The idea of cars that can drive themselves has been floating in and out of the dreams of humanity’s great thinkers for decades. But with recent advances in the fields of computer science, applied mathematics, and deep learning, this idea is looking less like a dream and more like a reality within our reach.
Most current attempts at autonomous driving rely on some advanced hardware to create a constantly updated map of a vehicle’s surroundings. Using a technology called LiDAR – in essence a kind of radar using lasers – an autonomous driving system can “paint” its surroundings to generate 3D models of objects around it.
A San Diego-based startup, TuSimple, was founded on a different approach.
“What if instead of using LiDAR arrays which cost hundreds of thousands of dollars, we could use simple cameras to see the road like humans do?” co-founder and chief technology officer Dr. Xiaodi Hou explains.
Dr. Hou is a world leader in the field of computer vision. With a PhD from Caltech, he gathered some leading scientists in computer disciplines from across the world, brought them to San Diego, and sat down to design an artificial intelligence system that can “see” like we do.
“The problem is that computer vision is orders of magnitude more complex,” Dr. Hou says. “It needs to do things which come effortlessly to humans – identify objects, predict behavior, discriminate between significant and insignificant, vehicle and pedestrian, road and environment.”
But once a computer vision-based AI is created, the hardware needed to install it in a vehicle is much cheaper than a LiDAR approach.
Of course, making a computer program that can interpret visual information like a human is easier said than done.
“We are using computer vision as the basis for our autonomous driving platform, but this is the forefront of innovation in this area. The scientific community hasn’t caught up yet – the literature isn’t there, the references aren’t there, the problems haven’t been defined. We are essentially creating this field each day from scratch,” Dr. Hou explains.

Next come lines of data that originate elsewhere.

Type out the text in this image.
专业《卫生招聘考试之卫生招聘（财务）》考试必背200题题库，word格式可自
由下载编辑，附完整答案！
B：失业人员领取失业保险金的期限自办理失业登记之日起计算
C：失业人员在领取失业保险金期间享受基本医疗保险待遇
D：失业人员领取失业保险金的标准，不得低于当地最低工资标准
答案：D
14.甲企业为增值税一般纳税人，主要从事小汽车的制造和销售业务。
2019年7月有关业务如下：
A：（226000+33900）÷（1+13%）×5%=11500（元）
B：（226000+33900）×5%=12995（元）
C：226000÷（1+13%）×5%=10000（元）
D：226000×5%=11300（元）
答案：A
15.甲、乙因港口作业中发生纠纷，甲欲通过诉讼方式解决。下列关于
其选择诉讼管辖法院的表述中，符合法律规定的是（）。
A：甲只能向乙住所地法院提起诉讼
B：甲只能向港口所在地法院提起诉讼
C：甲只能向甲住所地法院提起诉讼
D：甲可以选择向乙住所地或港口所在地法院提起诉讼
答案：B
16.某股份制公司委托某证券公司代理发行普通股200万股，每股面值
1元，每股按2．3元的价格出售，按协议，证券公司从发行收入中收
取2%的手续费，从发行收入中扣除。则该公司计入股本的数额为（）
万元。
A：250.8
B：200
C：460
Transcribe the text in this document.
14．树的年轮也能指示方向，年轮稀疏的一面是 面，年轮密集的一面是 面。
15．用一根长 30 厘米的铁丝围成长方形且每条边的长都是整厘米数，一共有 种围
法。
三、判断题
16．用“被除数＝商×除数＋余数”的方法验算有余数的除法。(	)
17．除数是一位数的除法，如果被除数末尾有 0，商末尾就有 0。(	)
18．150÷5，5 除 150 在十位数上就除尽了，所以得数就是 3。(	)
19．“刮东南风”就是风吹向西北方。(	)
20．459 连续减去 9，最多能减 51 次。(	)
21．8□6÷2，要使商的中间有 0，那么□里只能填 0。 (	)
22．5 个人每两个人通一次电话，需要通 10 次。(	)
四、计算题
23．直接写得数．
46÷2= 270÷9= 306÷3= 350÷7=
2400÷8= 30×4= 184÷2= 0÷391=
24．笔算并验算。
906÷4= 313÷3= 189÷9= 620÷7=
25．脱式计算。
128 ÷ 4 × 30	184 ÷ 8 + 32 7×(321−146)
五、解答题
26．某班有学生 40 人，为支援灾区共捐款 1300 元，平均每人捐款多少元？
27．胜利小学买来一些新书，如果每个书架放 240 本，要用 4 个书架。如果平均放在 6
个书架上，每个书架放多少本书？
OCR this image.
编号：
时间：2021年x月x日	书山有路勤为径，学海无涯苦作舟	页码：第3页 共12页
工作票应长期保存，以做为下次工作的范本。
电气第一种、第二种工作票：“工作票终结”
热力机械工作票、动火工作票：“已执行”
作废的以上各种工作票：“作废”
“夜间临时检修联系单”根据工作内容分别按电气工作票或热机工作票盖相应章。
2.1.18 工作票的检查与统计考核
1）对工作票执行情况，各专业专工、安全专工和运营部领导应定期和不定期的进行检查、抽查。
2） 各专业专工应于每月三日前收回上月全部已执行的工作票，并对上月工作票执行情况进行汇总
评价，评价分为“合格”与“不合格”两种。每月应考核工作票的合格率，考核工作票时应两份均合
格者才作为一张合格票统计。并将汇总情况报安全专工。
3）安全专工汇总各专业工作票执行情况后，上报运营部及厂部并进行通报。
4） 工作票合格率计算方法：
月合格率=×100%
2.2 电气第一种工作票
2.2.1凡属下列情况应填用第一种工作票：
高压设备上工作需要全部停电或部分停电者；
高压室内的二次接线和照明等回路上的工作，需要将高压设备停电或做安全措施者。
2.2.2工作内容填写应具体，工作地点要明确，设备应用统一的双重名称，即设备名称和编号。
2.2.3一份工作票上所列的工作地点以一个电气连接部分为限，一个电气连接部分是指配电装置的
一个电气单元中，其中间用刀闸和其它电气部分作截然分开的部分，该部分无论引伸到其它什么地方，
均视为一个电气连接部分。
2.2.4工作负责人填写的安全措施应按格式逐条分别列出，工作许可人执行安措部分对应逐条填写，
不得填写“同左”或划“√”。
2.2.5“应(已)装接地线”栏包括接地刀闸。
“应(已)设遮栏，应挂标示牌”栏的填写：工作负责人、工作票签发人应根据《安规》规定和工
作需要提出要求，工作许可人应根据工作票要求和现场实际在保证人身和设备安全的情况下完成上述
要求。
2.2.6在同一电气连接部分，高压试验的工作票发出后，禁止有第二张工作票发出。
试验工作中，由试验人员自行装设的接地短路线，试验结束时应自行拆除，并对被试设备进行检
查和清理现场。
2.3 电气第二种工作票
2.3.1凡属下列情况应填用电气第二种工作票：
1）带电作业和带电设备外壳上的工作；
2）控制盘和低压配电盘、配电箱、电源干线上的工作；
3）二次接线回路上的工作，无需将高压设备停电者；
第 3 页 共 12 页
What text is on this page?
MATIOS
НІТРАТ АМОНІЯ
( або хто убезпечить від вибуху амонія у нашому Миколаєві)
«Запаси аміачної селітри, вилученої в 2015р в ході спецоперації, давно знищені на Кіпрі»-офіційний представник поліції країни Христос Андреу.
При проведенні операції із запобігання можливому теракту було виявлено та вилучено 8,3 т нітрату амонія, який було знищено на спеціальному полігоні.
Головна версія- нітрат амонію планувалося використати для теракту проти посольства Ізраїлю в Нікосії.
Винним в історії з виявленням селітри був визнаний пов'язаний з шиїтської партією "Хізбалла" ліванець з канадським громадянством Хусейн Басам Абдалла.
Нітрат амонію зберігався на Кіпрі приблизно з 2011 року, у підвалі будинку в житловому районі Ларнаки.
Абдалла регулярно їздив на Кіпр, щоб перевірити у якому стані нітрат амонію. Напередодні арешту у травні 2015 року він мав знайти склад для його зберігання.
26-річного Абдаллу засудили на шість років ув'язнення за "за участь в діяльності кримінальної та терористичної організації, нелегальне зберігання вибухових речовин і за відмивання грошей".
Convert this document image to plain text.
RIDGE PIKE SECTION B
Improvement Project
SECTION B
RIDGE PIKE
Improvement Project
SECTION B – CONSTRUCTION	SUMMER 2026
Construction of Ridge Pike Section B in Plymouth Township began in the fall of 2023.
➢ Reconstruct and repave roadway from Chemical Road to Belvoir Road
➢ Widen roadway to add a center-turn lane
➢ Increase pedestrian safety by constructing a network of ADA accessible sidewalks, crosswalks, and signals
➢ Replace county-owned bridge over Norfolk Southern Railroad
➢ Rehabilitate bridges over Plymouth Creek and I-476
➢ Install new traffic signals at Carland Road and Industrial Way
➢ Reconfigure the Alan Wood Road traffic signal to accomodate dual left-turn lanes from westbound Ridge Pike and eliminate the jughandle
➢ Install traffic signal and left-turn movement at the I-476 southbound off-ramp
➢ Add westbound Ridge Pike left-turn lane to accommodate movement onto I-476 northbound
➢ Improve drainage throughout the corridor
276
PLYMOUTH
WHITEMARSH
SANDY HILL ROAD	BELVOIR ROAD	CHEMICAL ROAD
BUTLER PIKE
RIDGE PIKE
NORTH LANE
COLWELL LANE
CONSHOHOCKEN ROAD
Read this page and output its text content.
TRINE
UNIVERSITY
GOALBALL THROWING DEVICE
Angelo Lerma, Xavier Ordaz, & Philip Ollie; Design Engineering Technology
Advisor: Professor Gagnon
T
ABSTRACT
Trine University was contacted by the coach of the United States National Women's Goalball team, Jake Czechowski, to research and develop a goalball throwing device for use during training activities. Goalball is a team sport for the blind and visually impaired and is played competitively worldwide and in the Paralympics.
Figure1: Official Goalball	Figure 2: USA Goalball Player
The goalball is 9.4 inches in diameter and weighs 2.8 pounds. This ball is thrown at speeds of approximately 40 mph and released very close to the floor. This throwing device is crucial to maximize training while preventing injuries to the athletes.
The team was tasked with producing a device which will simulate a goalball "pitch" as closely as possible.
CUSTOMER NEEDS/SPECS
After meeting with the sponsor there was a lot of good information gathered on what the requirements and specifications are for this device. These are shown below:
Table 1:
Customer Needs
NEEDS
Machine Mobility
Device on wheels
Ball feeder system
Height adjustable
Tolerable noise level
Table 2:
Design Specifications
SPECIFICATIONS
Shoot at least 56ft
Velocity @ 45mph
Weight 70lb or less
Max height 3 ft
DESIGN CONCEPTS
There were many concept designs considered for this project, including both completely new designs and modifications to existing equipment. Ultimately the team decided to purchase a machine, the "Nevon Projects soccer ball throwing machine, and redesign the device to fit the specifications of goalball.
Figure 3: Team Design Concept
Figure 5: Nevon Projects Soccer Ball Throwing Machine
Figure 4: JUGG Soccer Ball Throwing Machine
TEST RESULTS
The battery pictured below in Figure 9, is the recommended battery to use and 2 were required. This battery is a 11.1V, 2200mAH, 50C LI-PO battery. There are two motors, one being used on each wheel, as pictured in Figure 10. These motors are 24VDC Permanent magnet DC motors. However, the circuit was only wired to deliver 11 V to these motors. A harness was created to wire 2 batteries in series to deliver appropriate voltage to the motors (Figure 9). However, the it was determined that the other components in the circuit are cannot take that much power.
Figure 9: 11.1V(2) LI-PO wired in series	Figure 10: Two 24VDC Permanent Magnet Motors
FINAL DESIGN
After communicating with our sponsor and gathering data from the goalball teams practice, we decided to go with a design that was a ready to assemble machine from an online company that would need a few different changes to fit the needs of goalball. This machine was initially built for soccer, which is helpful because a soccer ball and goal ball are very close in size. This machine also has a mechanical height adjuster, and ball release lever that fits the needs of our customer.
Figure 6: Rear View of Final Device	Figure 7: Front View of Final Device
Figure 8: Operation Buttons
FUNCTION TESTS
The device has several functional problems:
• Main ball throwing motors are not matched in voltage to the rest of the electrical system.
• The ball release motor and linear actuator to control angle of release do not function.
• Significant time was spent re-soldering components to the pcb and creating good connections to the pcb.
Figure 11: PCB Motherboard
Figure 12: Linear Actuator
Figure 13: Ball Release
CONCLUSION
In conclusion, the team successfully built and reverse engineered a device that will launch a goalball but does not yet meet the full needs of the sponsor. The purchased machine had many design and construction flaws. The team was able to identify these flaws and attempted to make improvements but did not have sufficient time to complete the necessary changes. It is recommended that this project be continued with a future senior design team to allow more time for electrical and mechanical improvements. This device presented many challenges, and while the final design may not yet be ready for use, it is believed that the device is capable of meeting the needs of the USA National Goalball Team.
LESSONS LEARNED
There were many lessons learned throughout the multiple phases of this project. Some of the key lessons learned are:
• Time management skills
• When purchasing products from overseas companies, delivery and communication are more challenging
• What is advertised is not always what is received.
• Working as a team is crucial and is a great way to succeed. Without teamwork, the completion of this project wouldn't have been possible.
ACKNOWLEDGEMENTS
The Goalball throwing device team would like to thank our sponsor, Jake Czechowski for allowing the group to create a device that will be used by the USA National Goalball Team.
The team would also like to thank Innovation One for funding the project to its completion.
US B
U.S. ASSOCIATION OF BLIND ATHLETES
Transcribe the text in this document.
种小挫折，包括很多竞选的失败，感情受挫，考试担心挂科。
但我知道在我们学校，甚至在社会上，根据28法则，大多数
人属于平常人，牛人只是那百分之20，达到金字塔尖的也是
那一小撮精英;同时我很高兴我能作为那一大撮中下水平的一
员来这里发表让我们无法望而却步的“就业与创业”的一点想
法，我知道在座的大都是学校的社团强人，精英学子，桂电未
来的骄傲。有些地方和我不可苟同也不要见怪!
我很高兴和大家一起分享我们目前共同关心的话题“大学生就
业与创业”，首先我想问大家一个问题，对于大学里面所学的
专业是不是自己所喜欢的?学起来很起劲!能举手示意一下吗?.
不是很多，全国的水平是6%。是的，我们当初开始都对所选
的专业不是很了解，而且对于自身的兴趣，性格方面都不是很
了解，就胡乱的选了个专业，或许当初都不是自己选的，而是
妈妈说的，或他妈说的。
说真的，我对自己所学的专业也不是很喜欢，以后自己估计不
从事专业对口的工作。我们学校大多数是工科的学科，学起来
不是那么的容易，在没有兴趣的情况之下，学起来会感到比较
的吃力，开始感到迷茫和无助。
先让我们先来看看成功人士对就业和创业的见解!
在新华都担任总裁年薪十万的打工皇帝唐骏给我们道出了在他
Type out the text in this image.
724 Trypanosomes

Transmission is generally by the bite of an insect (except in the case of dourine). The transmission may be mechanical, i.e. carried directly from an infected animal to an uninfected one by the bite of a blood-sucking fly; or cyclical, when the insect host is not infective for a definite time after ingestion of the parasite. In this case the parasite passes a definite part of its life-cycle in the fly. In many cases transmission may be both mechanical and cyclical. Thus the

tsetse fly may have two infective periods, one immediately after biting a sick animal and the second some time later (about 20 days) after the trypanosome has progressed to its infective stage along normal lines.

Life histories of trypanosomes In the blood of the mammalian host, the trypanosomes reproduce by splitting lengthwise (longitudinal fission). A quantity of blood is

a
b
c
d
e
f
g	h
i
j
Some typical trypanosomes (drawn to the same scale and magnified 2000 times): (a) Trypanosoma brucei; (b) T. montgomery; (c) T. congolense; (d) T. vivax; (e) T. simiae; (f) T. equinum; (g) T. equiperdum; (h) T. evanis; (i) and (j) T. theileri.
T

TuSimple first broke the news last fall, when they won ten first-place rankings in the computer vision benchmark dataset competitions released by KITTI and Cityscapes. Now they are offering their own computer vision benchmark dataset – the world’s first dataset specifically oriented toward automated driving.
“Benchmark datasets like KITTI, Cityscapes, and now ours foster innovation and creative solutions. We believe that development in the field of AI is a collective process, not a zero-sum game, and any growth in knowledge or processes improves the entire field of study,” Dr. Hou adds.
With cash prizes of
$1000 for first place,
$500 for second place, and
$250 for third place in the competition, they hope to foster innovation, to encourage creativity, to inspire novel solutions, and to bring the world’s community of computer vision researchers together to advance the whole field. They will also formally recognize the winning teams at this summer’s upcoming CVPR 2017 Conference in Honolulu, HI from July 21-26, which TuSimple is co-sponsoring.